Re: Reg Association Rules
Date: September 20, 2013 06:10AM
For the memory usage, it depends on:
- the parameters that you use (minsup, minconf, minlift). The lower that you will set these parameters, the number of association rules will grow exponentially and you are more likely to run out of memory. Usually, it is recommended to start with a high value and then to lower these parameters.
- Note also that the characteristics of your dataset may be a part of the problem. For example, if you have a very dense datasets where all transactions (lines) are very long and almost exactly the same, there may be a huge amount of association rules and the algorithm may just not terminate or run out of memory.
- A gigabyte.. your dataset is pretty huge for this kind of algorithm. Perhaps that you could use some sampling or some filtering to make the dataset smaller or remove useless information.

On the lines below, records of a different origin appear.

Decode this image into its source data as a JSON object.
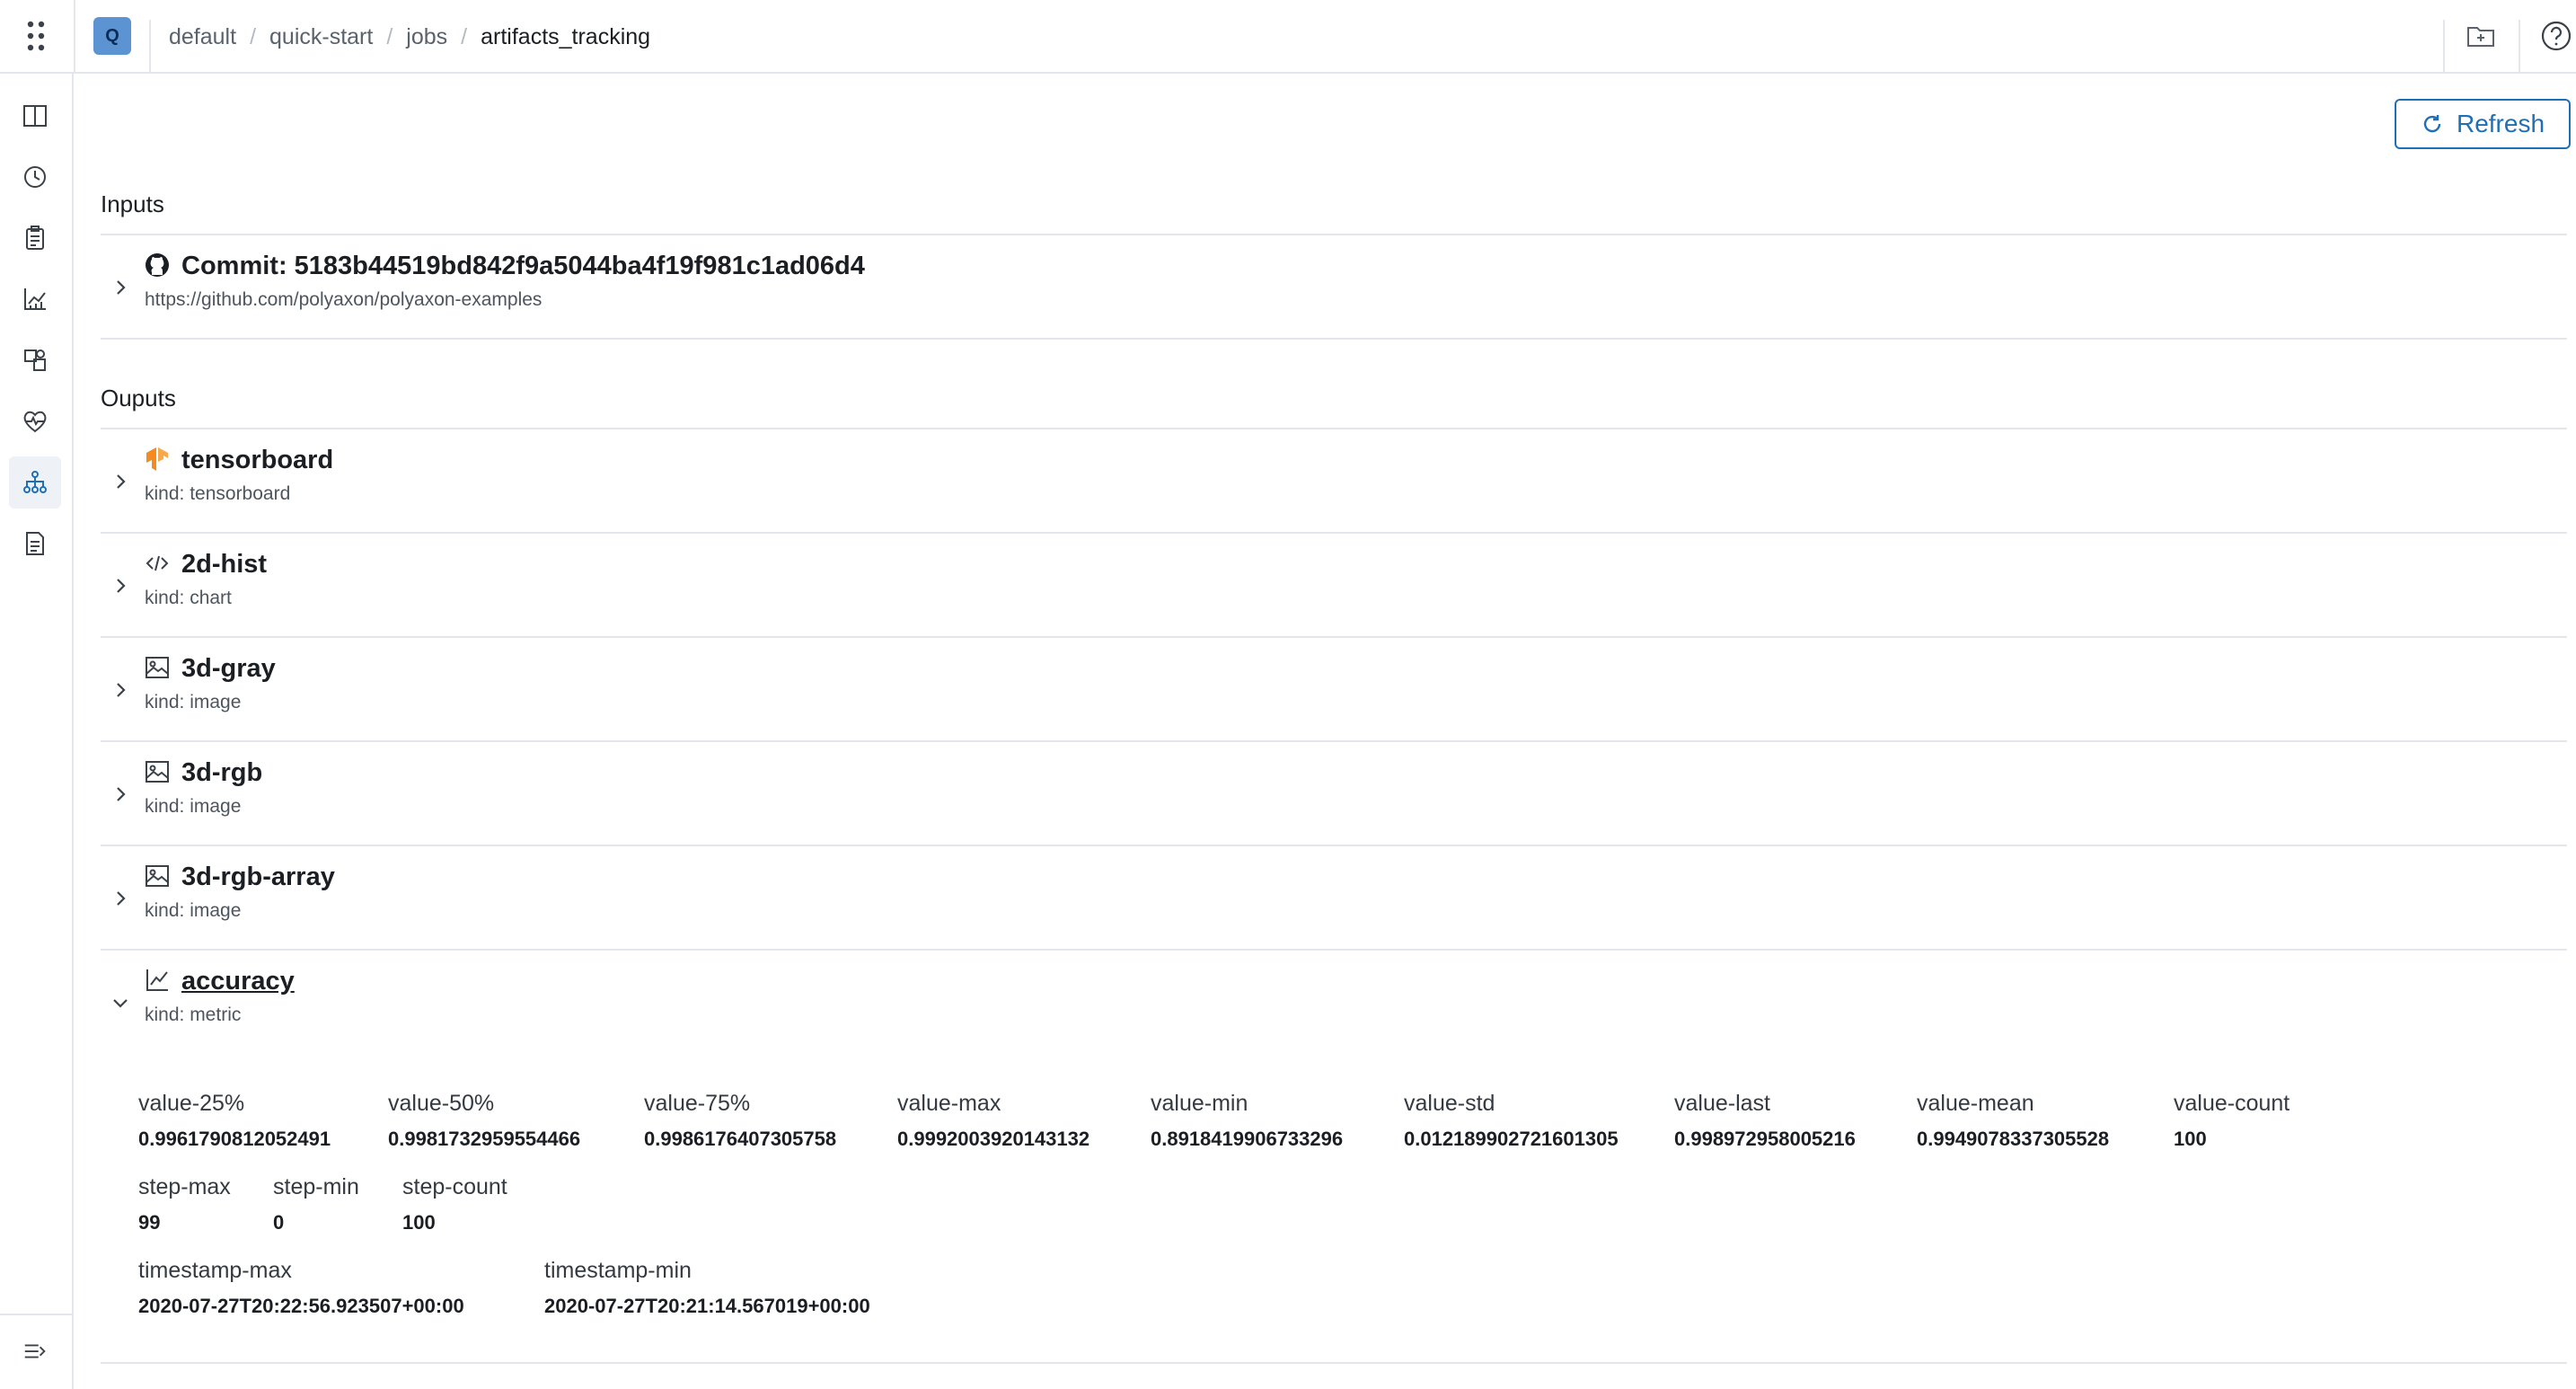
{
  "header": {
    "project_badge": "Q",
    "breadcrumb": [
      "default",
      "quick-start",
      "jobs",
      "artifacts_tracking"
    ]
  },
  "toolbar": {
    "refresh_label": "Refresh"
  },
  "inputs": {
    "title": "Inputs",
    "items": [
      {
        "title": "Commit: 5183b44519bd842f9a5044ba4f19f981c1ad06d4",
        "subtitle": "https://github.com/polyaxon/polyaxon-examples",
        "icon": "github-icon"
      }
    ]
  },
  "outputs": {
    "title": "Ouputs",
    "items": [
      {
        "title": "tensorboard",
        "subtitle": "kind: tensorboard",
        "icon": "tensorflow-icon"
      },
      {
        "title": "2d-hist",
        "subtitle": "kind: chart",
        "icon": "code-icon"
      },
      {
        "title": "3d-gray",
        "subtitle": "kind: image",
        "icon": "image-icon"
      },
      {
        "title": "3d-rgb",
        "subtitle": "kind: image",
        "icon": "image-icon"
      },
      {
        "title": "3d-rgb-array",
        "subtitle": "kind: image",
        "icon": "image-icon"
      },
      {
        "title": "accuracy",
        "subtitle": "kind: metric",
        "icon": "line-chart-icon",
        "expanded": true
      }
    ]
  },
  "accuracy_stats": {
    "row1": [
      {
        "key": "value-25%",
        "value": "0.9961790812052491"
      },
      {
        "key": "value-50%",
        "value": "0.9981732959554466"
      },
      {
        "key": "value-75%",
        "value": "0.9986176407305758"
      },
      {
        "key": "value-max",
        "value": "0.9992003920143132"
      },
      {
        "key": "value-min",
        "value": "0.8918419906733296"
      },
      {
        "key": "value-std",
        "value": "0.012189902721601305"
      },
      {
        "key": "value-last",
        "value": "0.998972958005216"
      },
      {
        "key": "value-mean",
        "value": "0.9949078337305528"
      },
      {
        "key": "value-count",
        "value": "100"
      }
    ],
    "row2": [
      {
        "key": "step-max",
        "value": "99"
      },
      {
        "key": "step-min",
        "value": "0"
      },
      {
        "key": "step-count",
        "value": "100"
      }
    ],
    "row3": [
      {
        "key": "timestamp-max",
        "value": "2020-07-27T20:22:56.923507+00:00"
      },
      {
        "key": "timestamp-min",
        "value": "2020-07-27T20:21:14.567019+00:00"
      }
    ]
  },
  "colors": {
    "accent": "#1f6fb8",
    "badge": "#5b93d3",
    "tensorflow": "#f58a1f",
    "border": "#e3e6ea"
  }
}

This would make the algorithm faster/use less memory.
- Another possibility if you are a programmer is to add some constraints to the algorithms such as not mining rules with more than X items. This would obviously reduce the search space greatly and make the algorithm faster / use less memory.
For the lift computation,
- can you provide a simple example that shows that the lift is incorrect?
- A reason why the lift may be incorrect is if the input format is not correct. For example, in the input format, an item is only allowed to appear once per line and on each line items should always be sorted according to a the same order. If these are not done, the algorithm may not calculate the measures correctly or generate all the rules.
- Another point is that I have fixed an error in the lift calculation before. If you are using SPMF before v0.92, there was a problem with the lift and you could update to the latest version.
Best,
Philippe
Edited 1 time(s). Last edit at 09/20/2013 06:11AM by webmasterphilfv.